Along with simple, non-pretentious compositions, Dārziņš' oeuvre contains opuses of great symbolic power. Choir music is unthinkable without the majestic "Lauztās priedes" ("Broken Pines"), the serenity of "Mēness starus stīgo" ("Radiant Moon Rays"), the flow of "Senatne" ("Yesteryear"), the tragic "Ciānas bērni" ("The Children of Zion") and the radiant "Sapņu tālumā" ("In Distant Dreams"). Beauty is born when the men's choir sings "Mirdzi kā zvaigzne" ("Shine Like a Star"), "Nāc man līdz!" ("Come with Me!"), "Mūžam zili" ("Forests Forever Blue"), "Es zinu" ("I Know"). The world of solo songs will always include "Aizver actiņas un smaidi" ("Close Your Eyes and Smile"), "Pazudusī laimīte" ("Lost Happiness"), "Teici to stundu, to brīdi" ("Tell Me That Hour"), "Vēl tu rozes plūc" ("Still You Pick Roses"), "Kā zagšus" ("Quietly") and others.
Yet "Valse Mélancolique", to which the collector coin issued by Latvijas Banka is dedicated, stands above all else. After false accusations for plagiarism, Dārziņš destroyed all of his symphony scores, with only "Valse Mélancolique" miraculously escaping this fate. One time, sitting in the dusk in writer Jānis Poruks' garden, Dārziņš had a vision of a white, dreamlike apparition of Our Lady, which became the impulse for the creation of "Valse Mélancolique". The gentle, rolling melody becomes even more melancholy in the solo part for the clarinet. Even in our day and age, when overplayed merriment and optimism seem to be required in human interaction, "Valse Mélancolique" allows us at least to be quiet, if not sad, for a moment.

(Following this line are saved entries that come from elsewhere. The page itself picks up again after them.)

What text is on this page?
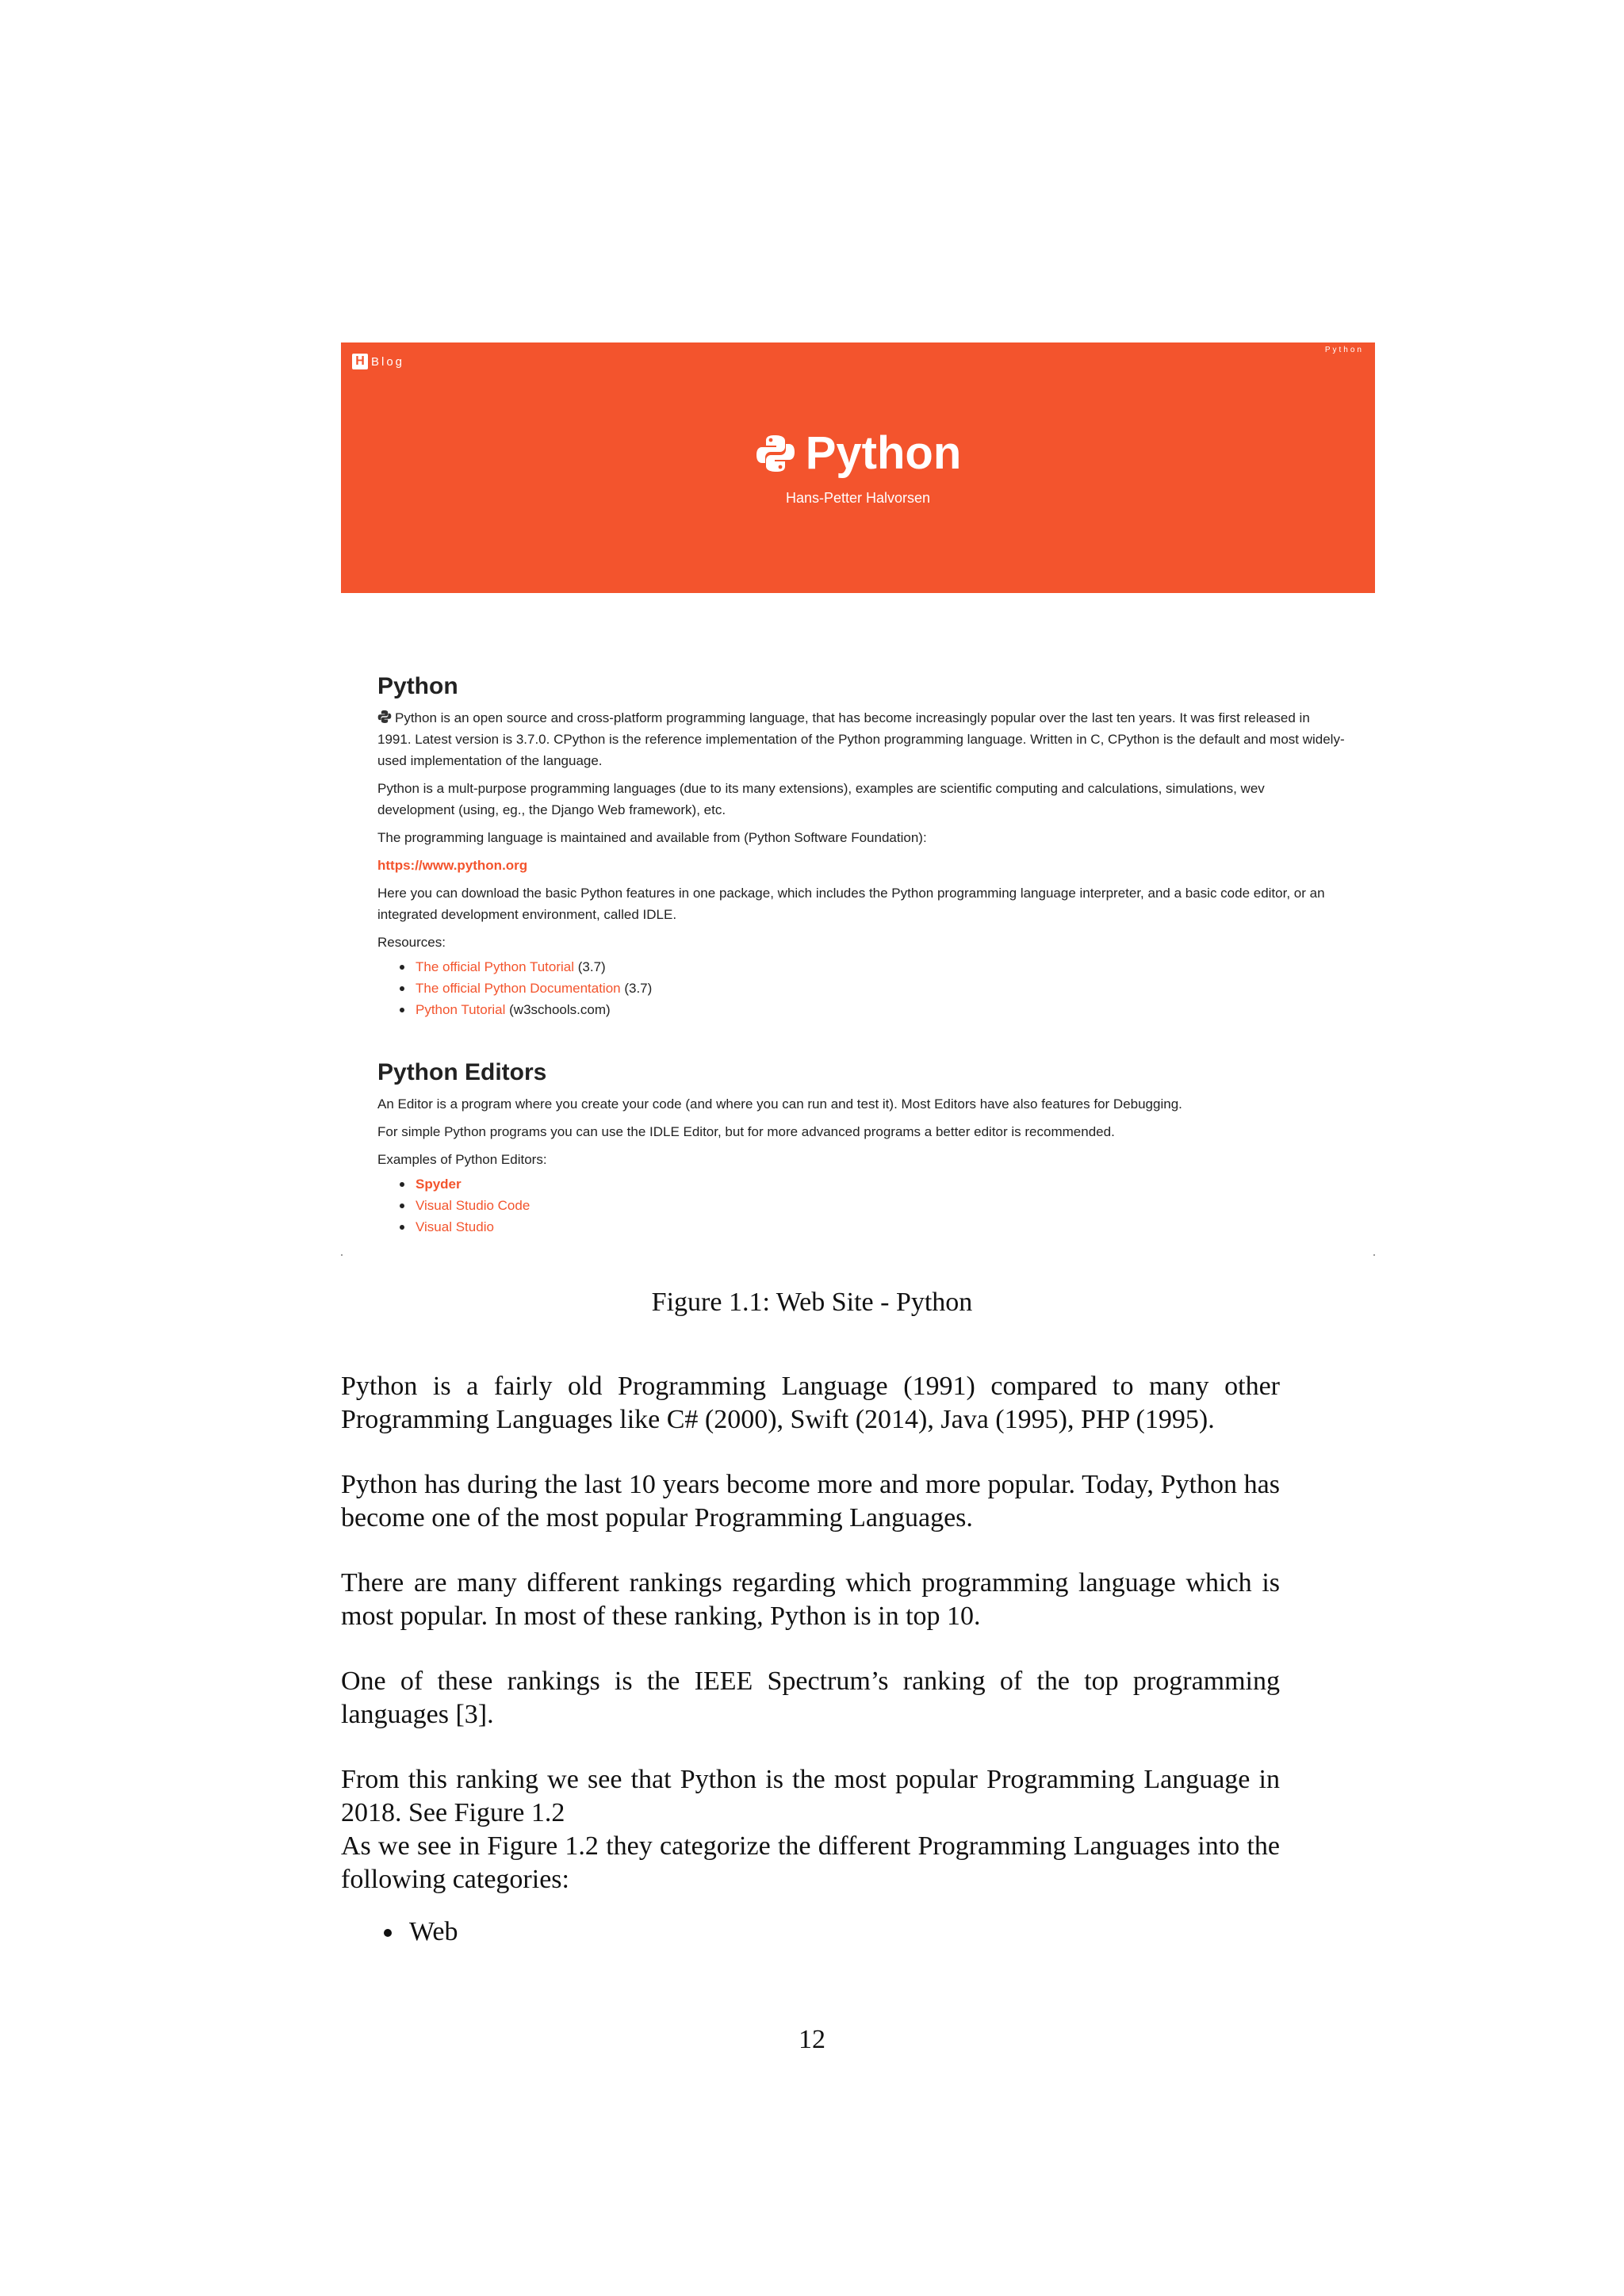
H Blog
Python
Python
Hans-Petter Halvorsen
Python

Python is an open source and cross-platform programming language, that has become increasingly popular over the last ten years. It was first released in 1991. Latest version is 3.7.0. CPython is the reference implementation of the Python programming language. Written in C, CPython is the default and most widely-used implementation of the language.

Python is a mult-purpose programming languages (due to its many extensions), examples are scientific computing and calculations, simulations, wev development (using, eg., the Django Web framework), etc.

The programming language is maintained and available from (Python Software Foundation):

https://www.python.org

Here you can download the basic Python features in one package, which includes the Python programming language interpreter, and a basic code editor, or an integrated development environment, called IDLE.

Resources:

The official Python Tutorial (3.7)
The official Python Documentation (3.7)
Python Tutorial (w3schools.com)
Python Editors

An Editor is a program where you create your code (and where you can run and test it). Most Editors have also features for Debugging.

For simple Python programs you can use the IDLE Editor, but for more advanced programs a better editor is recommended.

Examples of Python Editors:

Spyder
Visual Studio Code
Visual Studio
Figure 1.1: Web Site - Python

Python is a fairly old Programming Language (1991) compared to many other Programming Languages like C# (2000), Swift (2014), Java (1995), PHP (1995).

Python has during the last 10 years become more and more popular. Today, Python has become one of the most popular Programming Languages.

There are many different rankings regarding which programming language which is most popular. In most of these ranking, Python is in top 10.

One of these rankings is the IEEE Spectrum’s ranking of the top programming languages [3].

From this ranking we see that Python is the most popular Programming Language in 2018. See Figure 1.2

As we see in Figure 1.2 they categorize the different Programming Languages into the following categories:

Web
12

Poet Jānis Sudrabkalns has described the composition as follows: "It would seem that there could be no simpler and more crystal clear work than this. Yet it is also sophisticated in its multifaceted sparkle. There is the sunny and melancholy southern breeze; the blue autumn shadows blooming in the mist; the quiet wings of thought in the middle part .. and the dying rhythm of the soul, but amongst it all, there seem to be the silvery cobwebs of fall fields, which require fine control."
Emīls Dārziņš was a trailblazer in music criticism and essays. His style was tactful, finely wrought, apt and sometimes pointed. He was among the first to write about Jāzeps Vītols, Alfrēds Kalniņš and the Song Festival; he also wrote an essay in commemoration of Mozart and discussed the history of the opera.
From withering irony to silvery dreaminess – that was the scope of Dārziņš' spirit whose impact we still feel today. His life was short and was hardly spent in luxury; he had a passionate love of music and was a lonely spirit. Dārziņš' work was continued by his son, the outstanding composer and music critic Volfgangs Dārziņš.